Open Source Large Modeling GPU Memory Calculator

Run the large model GPU occupancy formula:

\(M=\frac{(P * 4B)}{32 / Q} * 1/2\)

M : GPU memory labeled in GB
P : Number of parameters in the model, e.g. a 7B model has 7 billion parameters
4B : 4 bytes indicating the bytes used for each parameter
32 : 32 bits in 4 bytes
Q : Number of bits that should be used to load the model, e.g., 16 bits, 8 bits, 4 bits
1.2 : Indicates 20% overhead for loading other content in GPU memory

Commonly used large model memory footprint

Size (billion)	Number of model bits	Video Memory Usage (GB)
1.5B	4	0.9
1.5B	8	1.8
1.5B	16	3.6
7B	4	4.2
7B	8	8.4
7B	16	16.8
9B	4	5.4
9B	8	10.8
9B	16	21.6
40B	4	24
40B	8	48
40B	16	96
70B	4	42
70B	8	84
70B	16	168

The standard way to write a quantitative macromodel

It's not uncommon to see big quantitative models followed byq2_k 、ft16 、 q5_k_s 、q8_0 etc.

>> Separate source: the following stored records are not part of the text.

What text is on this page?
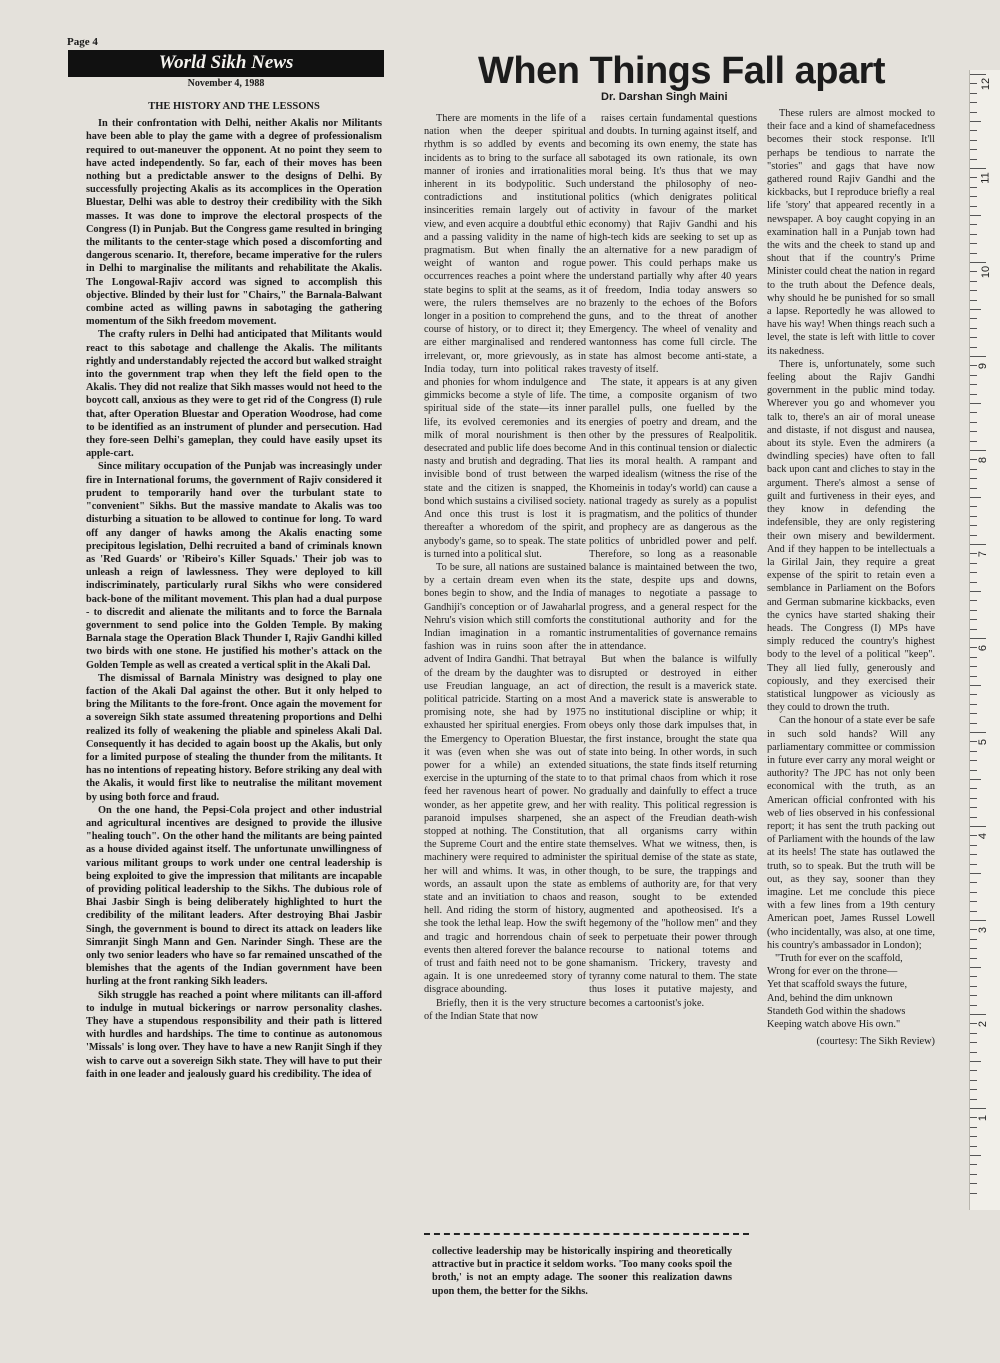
Page 4
World Sikh News
November 4, 1988	When Things Fall apart
Dr. Darshan Singh Maini
THE HISTORY AND THE LESSONS

In their confrontation with Delhi, neither Akalis nor Militants have been able to play the game with a degree of professionalism required to out-maneuver the opponent. At no point they seem to have acted independently. So far, each of their moves has been nothing but a predictable answer to the designs of Delhi. By successfully projecting Akalis as its accomplices in the Operation Bluestar, Delhi was able to destroy their credibility with the Sikh masses. It was done to improve the electoral prospects of the Congress (I) in Punjab. But the Congress game resulted in bringing the militants to the center-stage which posed a discomforting and dangerous scenario. It, therefore, became imperative for the rulers in Delhi to marginalise the militants and rehabilitate the Akalis. The Longowal-Rajiv accord was signed to accomplish this objective. Blinded by their lust for "Chairs," the Barnala-Balwant combine acted as willing pawns in sabotaging the gathering momentum of the Sikh freedom movement.

The crafty rulers in Delhi had anticipated that Militants would react to this sabotage and challenge the Akalis. The militants rightly and understandably rejected the accord but walked straight into the government trap when they left the field open to the Akalis. They did not realize that Sikh masses would not heed to the boycott call, anxious as they were to get rid of the Congress (I) rule that, after Operation Bluestar and Operation Woodrose, had come to be identified as an instrument of plunder and persecution. Had they fore-seen Delhi's gameplan, they could have easily upset its apple-cart.

Since military occupation of the Punjab was increasingly under fire in International forums, the government of Rajiv considered it prudent to temporarily hand over the turbulant state to "convenient" Sikhs. But the massive mandate to Akalis was too disturbing a situation to be allowed to continue for long. To ward off any danger of hawks among the Akalis enacting some precipitous legislation, Delhi recruited a band of criminals known as 'Red Guards' or 'Ribeiro's Killer Squads.' Their job was to unleash a reign of lawlessness. They were deployed to kill indiscriminately, particularly rural Sikhs who were considered back-bone of the militant movement. This plan had a dual purpose - to discredit and alienate the militants and to force the Barnala government to send police into the Golden Temple. By making Barnala stage the Operation Black Thunder I, Rajiv Gandhi killed two birds with one stone. He justified his mother's attack on the Golden Temple as well as created a vertical split in the Akali Dal.

The dismissal of Barnala Ministry was designed to play one faction of the Akali Dal against the other. But it only helped to bring the Militants to the fore-front. Once again the movement for a sovereign Sikh state assumed threatening proportions and Delhi realized its folly of weakening the pliable and spineless Akali Dal. Consequently it has decided to again boost up the Akalis, but only for a limited purpose of stealing the thunder from the militants. It has no intentions of repeating history. Before striking any deal with the Akalis, it would first like to neutralise the militant movement by using both force and fraud.

On the one hand, the Pepsi-Cola project and other industrial and agricultural incentives are designed to provide the illusive "healing touch". On the other hand the militants are being painted as a house divided against itself. The unfortunate unwillingness of various militant groups to work under one central leadership is being exploited to give the impression that militants are incapable of providing political leadership to the Sikhs. The dubious role of Bhai Jasbir Singh is being deliberately highlighted to hurt the credibility of the militant leaders. After destroying Bhai Jasbir Singh, the government is bound to direct its attack on leaders like Simranjit Singh Mann and Gen. Narinder Singh. These are the only two senior leaders who have so far remained unscathed of the blemishes that the agents of the Indian government have been hurling at the front ranking Sikh leaders.

Sikh struggle has reached a point where militants can ill-afford to indulge in mutual bickerings or narrow personality clashes. They have a stupendous responsibility and their path is littered with hurdles and hardships. The time to continue as autonomous 'Missals' is long over. They have to have a new Ranjit Singh if they wish to carve out a sovereign Sikh state. They will have to put their faith in one leader and jealously guard his credibility. The idea of

There are moments in the life of a nation when the deeper spiritual rhythm is so addled by events and incidents as to bring to the surface all manner of ironies and irrationalities inherent in its bodypolitic. Such contradictions and institutional insincerities remain largely out of view, and even acquire a doubtful ethic and a passing validity in the name of pragmatism. But when finally the weight of wanton and rogue occurrences reaches a point where the state begins to split at the seams, as it were, the rulers themselves are no longer in a position to comprehend the course of history, or to direct it; they are either marginalised and rendered irrelevant, or, more grievously, as in India today, turn into political rakes and phonies for whom indulgence and gimmicks become a style of life. The spiritual side of the state—its inner life, its evolved ceremonies and its milk of moral nourishment is then desecrated and public life does become nasty and brutish and degrading. That invisible bond of trust between the state and the citizen is snapped, the bond which sustains a civilised society. And once this trust is lost it is thereafter a whoredom of the spirit, anybody's game, so to speak. The state is turned into a political slut.

To be sure, all nations are sustained by a certain dream even when its bones begin to show, and the India of Gandhiji's conception or of Jawaharlal Nehru's vision which still comforts the Indian imagination in a romantic fashion was in ruins soon after the advent of Indira Gandhi. That betrayal of the dream by the daughter was to use Freudian language, an act of political patricide. Starting on a most promising note, she had by 1975 exhausted her spiritual energies. From the Emergency to Operation Bluestar, it was (even when she was out of power for a while) an extended exercise in the upturning of the state to feed her ravenous heart of power. No wonder, as her appetite grew, and her paranoid impulses sharpened, she stopped at nothing. The Constitution, the Supreme Court and the entire state machinery were required to administer her will and whims. It was, in other words, an assault upon the state as state and an invitiation to chaos and hell. And riding the storm of history, she took the lethal leap. How the swift and tragic and horrendous chain of events then altered forever the balance of trust and faith need not to be gone again. It is one unredeemed story of disgrace abounding.

Briefly, then it is the very structure of the Indian State that now

raises certain fundamental questions and doubts. In turning against itself, and becoming its own enemy, the state has sabotaged its own rationale, its own moral being. It's thus that we may understand the philosophy of neo-politics (which denigrates political activity in favour of the market economy) that Rajiv Gandhi and his high-tech kids are seeking to set up as an alternative for a new paradigm of power. This could perhaps make us understand partially why after 40 years of freedom, India today answers so brazenly to the echoes of the Bofors guns, and to the threat of another Emergency. The wheel of venality and wantonness has come full circle. The state has almost become anti-state, a travesty of itself.

The state, it appears is at any given time, a composite organism of two parallel pulls, one fuelled by the energies of poetry and dream, and the other by the pressures of Realpolitik. And in this continual tension or dialectic lies its moral health. A rampant and warped idealism (witness the rise of the Khomeinis in today's world) can cause a national tragedy as surely as a populist pragmatism, and the politics of thunder and prophecy are as dangerous as the politics of unbridled power and pelf. Therefore, so long as a reasonable balance is maintained between the two, the state, despite ups and downs, manages to negotiate a passage to progress, and a general respect for the constitutional authority and for the instrumentalities of governance remains in attendance.

But when the balance is wilfully disrupted or destroyed in either direction, the result is a maverick state. And a maverick state is answerable to no institutional discipline or whip; it obeys only those dark impulses that, in the first instance, brought the state qua state into being. In other words, in such situations, the state finds itself returning to that primal chaos from which it rose gradually and dainfully to effect a truce with reality. This political regression is an aspect of the Freudian death-wish that all organisms carry within themselves. What we witness, then, is the spiritual demise of the state as state, though, to be sure, the trappings and emblems of authority are, for that very reason, sought to be extended augmented and apotheosised. It's a hegemony of the "hollow men" and they seek to perpetuate their power through recourse to national totems and shamanism. Trickery, travesty and tyranny come natural to them. The state thus loses it putative majesty, and becomes a cartoonist's joke.

These rulers are almost mocked to their face and a kind of shamefacedness becomes their stock response. It'll perhaps be tendious to narrate the "stories" and gags that have now gathered round Rajiv Gandhi and the kickbacks, but I reproduce briefly a real life 'story' that appeared recently in a newspaper. A boy caught copying in an examination hall in a Punjab town had the wits and the cheek to stand up and shout that if the country's Prime Minister could cheat the nation in regard to the truth about the Defence deals, why should he be punished for so small a lapse. Reportedly he was allowed to have his way! When things reach such a level, the state is left with little to cover its nakedness.

There is, unfortunately, some such feeling about the Rajiv Gandhi government in the public mind today. Wherever you go and whomever you talk to, there's an air of moral unease and distaste, if not disgust and nausea, about its style. Even the admirers (a dwindling species) have often to fall back upon cant and cliches to stay in the argument. There's almost a sense of guilt and furtiveness in their eyes, and they know in defending the indefensible, they are only registering their own misery and bewilderment. And if they happen to be intellectuals a la Girilal Jain, they require a great expense of the spirit to retain even a semblance in Parliament on the Bofors and German submarine kickbacks, even the cynics have started shaking their heads. The Congress (I) MPs have simply reduced the country's highest body to the level of a political "keep". They all lied fully, generously and copiously, and they exercised their statistical lungpower as viciously as they could to drown the truth.

Can the honour of a state ever be safe in such sold hands? Will any parliamentary committee or commission in future ever carry any moral weight or authority? The JPC has not only been economical with the truth, as an American official confronted with his web of lies observed in his confessional report; it has sent the truth packing out of Parliament with the hounds of the law at its heels! The state has outlawed the truth, so to speak. But the truth will be out, as they say, sooner than they imagine. Let me conclude this piece with a few lines from a 19th century American poet, James Russel Lowell (who incidentally, was also, at one time, his country's ambassador in London);

"Truth for ever on the scaffold,

Wrong for ever on the throne—

Yet that scaffold sways the future,

And, behind the dim unknown

Standeth God within the shadows

Keeping watch above His own."

(courtesy: The Sikh Review)
collective leadership may be historically inspiring and theoretically attractive but in practice it seldom works. 'Too many cooks spoil the broth,' is not an empty adage. The sooner this realization dawns upon them, the better for the Sikhs.
12
11
10
9
8
7
6
5
4
3
2
1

This type of writing represents the quantified metrics of the larger model, interpreted as follows:

conventional quantization

Includes methods q4_0, q4_1, and q8_0.

E.g. q4_0. represents model bit number = 4, and 0 means 0 decimal places are retained. That is, the data will be quantized to an integer between 0 and 255

K-value quantification

as ifq2_k、q5_k_s The decompression method is similar to the traditional quantization. In fact, different layers are quantized with different precision, and bits are allocated in a smarter way than in traditional quantization. decompression is similar to traditional quantization, and is also fast.